Search code examples
sqlstringoracle-databaseregex-group

Regular Expression Help: Extracting Fields


In Oracle, I have a database CLOB field I need to extract data from.

The specification looks like:

[<br /><b>A:</b><br />Text A which does not contain HTML[<br />]]
[<br /><b>B:</b><br />Text B which does not contain HTML[<br />]]
[<br /><b>C:</b><br />Text C which does not contain HTML[<br />]]

Any of the three may be missing or in any order.
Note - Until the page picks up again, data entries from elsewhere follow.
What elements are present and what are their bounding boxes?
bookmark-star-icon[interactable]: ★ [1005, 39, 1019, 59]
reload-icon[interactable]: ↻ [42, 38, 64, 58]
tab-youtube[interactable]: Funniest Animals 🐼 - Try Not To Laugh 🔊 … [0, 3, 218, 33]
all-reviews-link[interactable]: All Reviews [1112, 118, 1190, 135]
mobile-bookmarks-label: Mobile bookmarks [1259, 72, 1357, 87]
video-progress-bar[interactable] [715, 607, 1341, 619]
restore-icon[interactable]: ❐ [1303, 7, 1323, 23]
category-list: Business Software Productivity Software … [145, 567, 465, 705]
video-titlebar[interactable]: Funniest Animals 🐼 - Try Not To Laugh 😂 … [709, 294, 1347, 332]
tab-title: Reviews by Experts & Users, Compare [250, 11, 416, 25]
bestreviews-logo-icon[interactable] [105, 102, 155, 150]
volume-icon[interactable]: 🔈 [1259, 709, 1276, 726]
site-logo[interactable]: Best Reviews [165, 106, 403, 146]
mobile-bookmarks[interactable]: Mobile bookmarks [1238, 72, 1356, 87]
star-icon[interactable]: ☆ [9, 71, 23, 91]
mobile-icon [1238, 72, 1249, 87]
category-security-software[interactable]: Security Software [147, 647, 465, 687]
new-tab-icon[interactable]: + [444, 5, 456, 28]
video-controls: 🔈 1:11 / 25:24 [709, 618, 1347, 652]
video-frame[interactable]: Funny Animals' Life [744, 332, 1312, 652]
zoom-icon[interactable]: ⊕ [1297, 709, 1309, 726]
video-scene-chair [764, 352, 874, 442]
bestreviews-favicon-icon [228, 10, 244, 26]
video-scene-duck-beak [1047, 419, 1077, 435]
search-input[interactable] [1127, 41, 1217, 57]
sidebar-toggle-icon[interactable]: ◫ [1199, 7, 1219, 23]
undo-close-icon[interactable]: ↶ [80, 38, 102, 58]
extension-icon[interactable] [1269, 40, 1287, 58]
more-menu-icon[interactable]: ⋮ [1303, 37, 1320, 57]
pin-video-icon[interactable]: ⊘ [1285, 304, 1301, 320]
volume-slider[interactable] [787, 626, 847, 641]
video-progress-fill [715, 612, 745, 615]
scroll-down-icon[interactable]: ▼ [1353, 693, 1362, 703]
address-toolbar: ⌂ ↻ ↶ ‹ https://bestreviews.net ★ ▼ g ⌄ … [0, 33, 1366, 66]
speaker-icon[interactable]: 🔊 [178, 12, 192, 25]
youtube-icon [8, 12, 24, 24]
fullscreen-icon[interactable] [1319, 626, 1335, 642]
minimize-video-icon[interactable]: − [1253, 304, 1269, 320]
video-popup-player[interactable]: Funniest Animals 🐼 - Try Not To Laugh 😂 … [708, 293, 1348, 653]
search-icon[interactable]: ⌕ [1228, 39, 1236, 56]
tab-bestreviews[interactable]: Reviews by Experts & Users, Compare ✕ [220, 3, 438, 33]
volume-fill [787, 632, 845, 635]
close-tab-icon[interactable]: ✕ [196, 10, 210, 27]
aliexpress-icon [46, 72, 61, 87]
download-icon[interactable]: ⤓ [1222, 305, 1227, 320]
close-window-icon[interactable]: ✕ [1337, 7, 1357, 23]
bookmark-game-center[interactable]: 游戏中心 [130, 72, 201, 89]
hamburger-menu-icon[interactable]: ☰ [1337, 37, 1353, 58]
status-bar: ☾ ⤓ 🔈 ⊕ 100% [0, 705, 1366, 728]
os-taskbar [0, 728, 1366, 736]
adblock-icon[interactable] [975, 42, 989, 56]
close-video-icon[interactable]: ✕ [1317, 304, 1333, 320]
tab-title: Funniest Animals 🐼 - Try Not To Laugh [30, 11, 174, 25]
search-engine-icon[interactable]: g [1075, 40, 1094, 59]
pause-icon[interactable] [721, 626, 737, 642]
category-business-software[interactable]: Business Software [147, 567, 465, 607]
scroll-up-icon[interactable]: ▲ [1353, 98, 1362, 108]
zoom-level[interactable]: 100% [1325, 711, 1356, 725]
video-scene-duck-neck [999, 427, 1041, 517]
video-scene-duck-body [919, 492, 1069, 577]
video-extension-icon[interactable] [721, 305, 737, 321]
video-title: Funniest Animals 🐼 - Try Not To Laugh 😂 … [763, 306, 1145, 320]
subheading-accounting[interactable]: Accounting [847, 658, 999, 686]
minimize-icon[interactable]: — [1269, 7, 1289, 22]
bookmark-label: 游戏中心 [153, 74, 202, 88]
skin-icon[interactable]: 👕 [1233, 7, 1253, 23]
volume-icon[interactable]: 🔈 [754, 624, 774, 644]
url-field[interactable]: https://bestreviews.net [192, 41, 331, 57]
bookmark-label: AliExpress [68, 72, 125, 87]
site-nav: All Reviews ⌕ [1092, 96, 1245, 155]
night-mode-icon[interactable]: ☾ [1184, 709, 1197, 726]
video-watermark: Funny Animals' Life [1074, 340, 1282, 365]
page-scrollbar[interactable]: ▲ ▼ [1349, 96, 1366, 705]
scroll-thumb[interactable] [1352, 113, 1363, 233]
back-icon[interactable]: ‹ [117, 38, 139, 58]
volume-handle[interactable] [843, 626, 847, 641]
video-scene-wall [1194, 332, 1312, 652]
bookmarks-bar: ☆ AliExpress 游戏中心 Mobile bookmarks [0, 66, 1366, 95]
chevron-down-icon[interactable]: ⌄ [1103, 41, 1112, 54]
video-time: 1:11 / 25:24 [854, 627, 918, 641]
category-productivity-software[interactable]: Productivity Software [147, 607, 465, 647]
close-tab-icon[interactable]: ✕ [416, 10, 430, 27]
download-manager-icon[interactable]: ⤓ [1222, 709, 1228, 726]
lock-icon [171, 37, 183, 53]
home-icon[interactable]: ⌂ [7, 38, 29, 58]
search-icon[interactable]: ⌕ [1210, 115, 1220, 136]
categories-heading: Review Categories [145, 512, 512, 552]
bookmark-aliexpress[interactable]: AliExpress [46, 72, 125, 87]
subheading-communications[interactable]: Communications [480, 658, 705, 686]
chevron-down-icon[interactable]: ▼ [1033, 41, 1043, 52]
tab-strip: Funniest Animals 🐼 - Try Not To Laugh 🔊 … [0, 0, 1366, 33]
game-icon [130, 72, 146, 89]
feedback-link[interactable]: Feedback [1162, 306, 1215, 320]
There is not always a newlines separating the fields, and the fields can contain newlines.

I need:

  1. To be able to recognize if the field is in the right format: I think I'm ok as long as I check that the field starts with <br /><b>, but a better regex would be awesome.
  2. To be able to extract A, B, and/or C sans the "header".

Examples:

field Valid A B C
<br /><b>A:</b><br />Foo<br /> <br /><b>B:</b><br />Bar<br /> <br /><b>C:</b><br />Baz<br /> Yes Foo Bar Baz
<br /><b>A:</b><br />Foo Yes Foo
<br /><b>B:</b><br />Bar<br /> Yes Bar
<br /><b>A:</b><br />Foo <br /><b>B:</b><br />Bar<br /> Yes Foo Bar
<br /><b>A:</b><br />Foo<br /> <br /><b>C:</b><br />Baz<br /> Yes Foo Baz

Are there any regex gurus who might be able to tell me if/how I could extract A, B, and/or C?

Thanks!

Edit: I've added a SQLFiddle at http://sqlfiddle.com/#!4/9aae2/14/0


Solution

  • I asked some friends on Facebook as well.
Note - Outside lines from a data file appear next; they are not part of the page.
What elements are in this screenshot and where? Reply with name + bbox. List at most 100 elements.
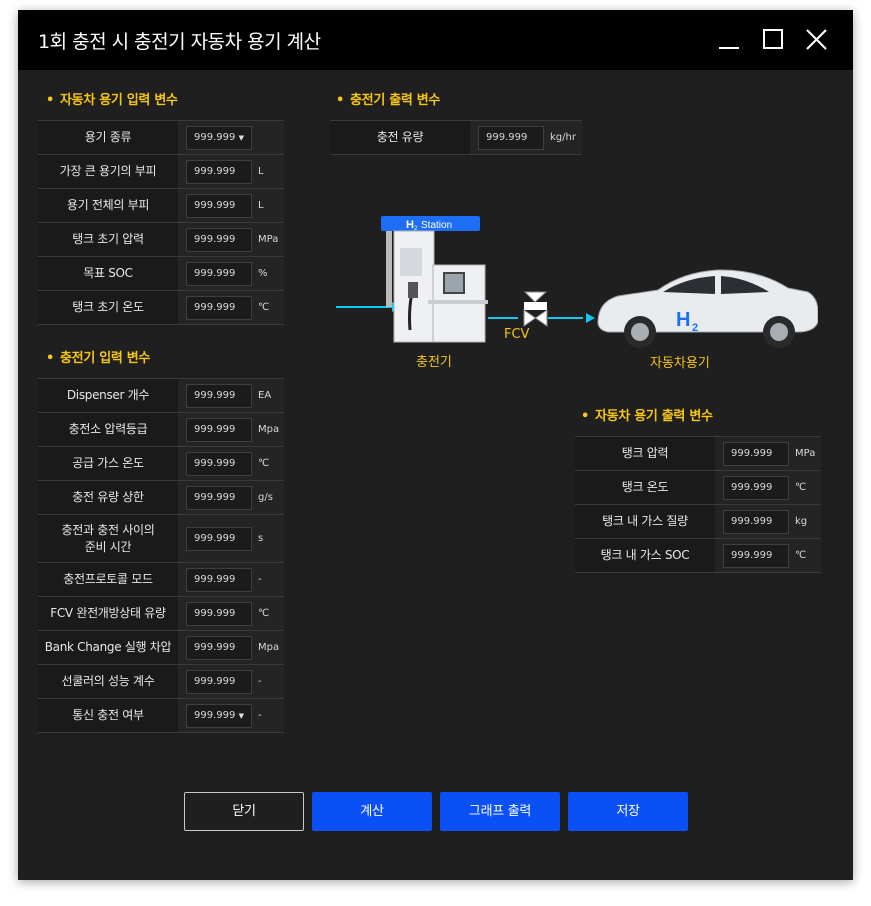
dropdown-caret-icon: ▼	[238, 133, 244, 142]
param-value: 999.999	[194, 267, 236, 279]
param-unit: L	[254, 154, 284, 189]
param-value: 999.999	[731, 481, 773, 493]
param-label: 용기 전체의 부피	[38, 188, 178, 223]
param-input[interactable]: 999.999	[186, 669, 252, 694]
close-button[interactable]: 닫기	[184, 792, 304, 831]
param-input[interactable]: 999.999	[186, 635, 252, 660]
param-value: 999.999	[194, 457, 236, 469]
param-unit: Mpa	[254, 412, 284, 447]
param-value: 999.999	[194, 532, 236, 544]
valve-stem	[524, 302, 547, 310]
car-h2-sub: 2	[692, 322, 698, 334]
param-input[interactable]: 999.999	[186, 601, 252, 626]
param-label: 충전프로토콜 모드	[38, 562, 178, 597]
param-value: 999.999	[194, 423, 236, 435]
param-label: 탱크 초기 압력	[38, 222, 178, 257]
valve-label: FCV	[504, 327, 530, 342]
param-value: 999.999	[194, 165, 236, 177]
param-row: 탱크 초기 압력 999.999 MPa	[38, 222, 284, 257]
param-value: 999.999	[731, 515, 773, 527]
param-unit: %	[254, 256, 284, 291]
param-row: 공급 가스 온도 999.999 ℃	[38, 446, 284, 481]
param-value: 999.999	[194, 709, 236, 721]
param-input[interactable]: 999.999	[186, 417, 252, 442]
dispenser-stripe	[428, 300, 488, 304]
valve-icon	[523, 309, 548, 327]
param-row: Bank Change 실행 차압 999.999 Mpa	[38, 630, 284, 665]
param-input[interactable]: 999.999	[186, 526, 252, 551]
param-select[interactable]: 999.999 ▼	[186, 125, 252, 150]
param-value: 999.999	[194, 301, 236, 313]
param-label: 충전 유량 상한	[38, 480, 178, 515]
close-icon	[806, 29, 827, 50]
param-unit: ℃	[254, 596, 284, 631]
charging-diagram: H 2 Station H 2	[336, 216, 818, 348]
param-row: 탱크 온도 999.999 ℃	[575, 470, 821, 505]
param-input[interactable]: 999.999	[186, 451, 252, 476]
param-input[interactable]: 999.999	[186, 159, 252, 184]
param-input[interactable]: 999.999	[723, 441, 789, 466]
param-unit: MPa	[791, 436, 821, 471]
graph-output-button[interactable]: 그래프 출력	[440, 792, 560, 831]
param-input[interactable]: 999.999	[186, 485, 252, 510]
charger-label: 충전기	[416, 355, 452, 370]
param-input[interactable]: 999.999	[186, 227, 252, 252]
param-input[interactable]: 999.999	[478, 125, 544, 150]
param-row: 탱크 내 가스 질량 999.999 kg	[575, 504, 821, 539]
param-row: 선쿨러의 성능 계수 999.999 -	[38, 664, 284, 699]
param-value: 999.999	[194, 491, 236, 503]
charger-output-table: 충전 유량 999.999 kg/hr	[330, 120, 582, 155]
param-input[interactable]: 999.999	[723, 509, 789, 534]
station-sign-text: Station	[421, 220, 452, 231]
car-h2-text: H	[676, 309, 690, 331]
param-value: 999.999	[194, 131, 236, 143]
param-unit: EA	[254, 378, 284, 413]
param-value: 999.999	[194, 389, 236, 401]
param-unit: -	[254, 698, 284, 733]
param-value: 999.999	[194, 607, 236, 619]
param-value: 999.999	[194, 641, 236, 653]
param-unit: -	[254, 664, 284, 699]
param-label: FCV 완전개방상태 유량	[38, 596, 178, 631]
car-label: 자동차용기	[650, 356, 710, 371]
param-label: 탱크 온도	[575, 470, 715, 505]
param-unit: Mpa	[254, 630, 284, 665]
calculator-window: 1회 충전 시 충전기 자동차 용기 계산 • 자동차 용기 입력 변수 용기 종…	[18, 10, 853, 880]
minimize-button[interactable]	[715, 26, 745, 56]
param-unit	[254, 120, 284, 155]
param-row: 탱크 압력 999.999 MPa	[575, 436, 821, 471]
param-row: FCV 완전개방상태 유량 999.999 ℃	[38, 596, 284, 631]
param-unit: s	[254, 514, 284, 563]
param-row: 충전소 압력등급 999.999 Mpa	[38, 412, 284, 447]
save-button[interactable]: 저장	[568, 792, 688, 831]
maximize-button[interactable]	[758, 26, 788, 56]
close-window-button[interactable]	[802, 26, 832, 56]
param-row: 탱크 내 가스 SOC 999.999 ℃	[575, 538, 821, 573]
param-label: 탱크 내 가스 질량	[575, 504, 715, 539]
vehicle-input-table: 용기 종류 999.999 ▼ 가장 큰 용기의 부피 999.999 L 용기 전체의 부…	[38, 120, 284, 325]
param-unit: ℃	[254, 290, 284, 325]
nozzle-icon	[408, 282, 418, 298]
vehicle-output-title: • 자동차 용기 출력 변수	[581, 409, 713, 424]
param-label: 충전과 충전 사이의 준비 시간	[38, 514, 178, 563]
param-row: 충전과 충전 사이의 준비 시간 999.999 s	[38, 514, 284, 563]
param-unit: ℃	[254, 446, 284, 481]
param-input[interactable]: 999.999	[723, 475, 789, 500]
param-unit: L	[254, 188, 284, 223]
param-input[interactable]: 999.999	[186, 383, 252, 408]
window-title: 1회 충전 시 충전기 자동차 용기 계산	[38, 31, 321, 53]
vehicle-output-table: 탱크 압력 999.999 MPa 탱크 온도 999.999 ℃ 탱크 내 가스 질량 99…	[575, 436, 821, 573]
minimize-icon	[719, 47, 739, 49]
param-row: 충전프로토콜 모드 999.999 -	[38, 562, 284, 597]
param-input[interactable]: 999.999	[186, 295, 252, 320]
param-input[interactable]: 999.999	[186, 567, 252, 592]
param-unit: MPa	[254, 222, 284, 257]
param-input[interactable]: 999.999	[723, 543, 789, 568]
param-input[interactable]: 999.999	[186, 193, 252, 218]
calculate-button[interactable]: 계산	[312, 792, 432, 831]
param-label: 탱크 압력	[575, 436, 715, 471]
param-select[interactable]: 999.999 ▼	[186, 703, 252, 728]
param-label: 공급 가스 온도	[38, 446, 178, 481]
param-input[interactable]: 999.999	[186, 261, 252, 286]
car-icon	[597, 269, 818, 348]
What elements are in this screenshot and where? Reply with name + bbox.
    The expression that did what I wanted most -- just to return the values of A, B, and C -- was:

    (.*<b>[ABC]:<.b>)(<br .>)?([^<]*)

    using the parameters

    • 1 (start with the beginning of the string)
    • 1 (capture the first occurrence of the pattern in the string)
    • NULL (no special flags)
    • 3 (return the 3rd sub-expression, i.e. the ([^<]*)

    See SQL Fiddle here.

    Thank you to pandachelion and spinjector for helping, and my friend Todd Zimnoch for the regexp (and parameters) that did what I wanted most.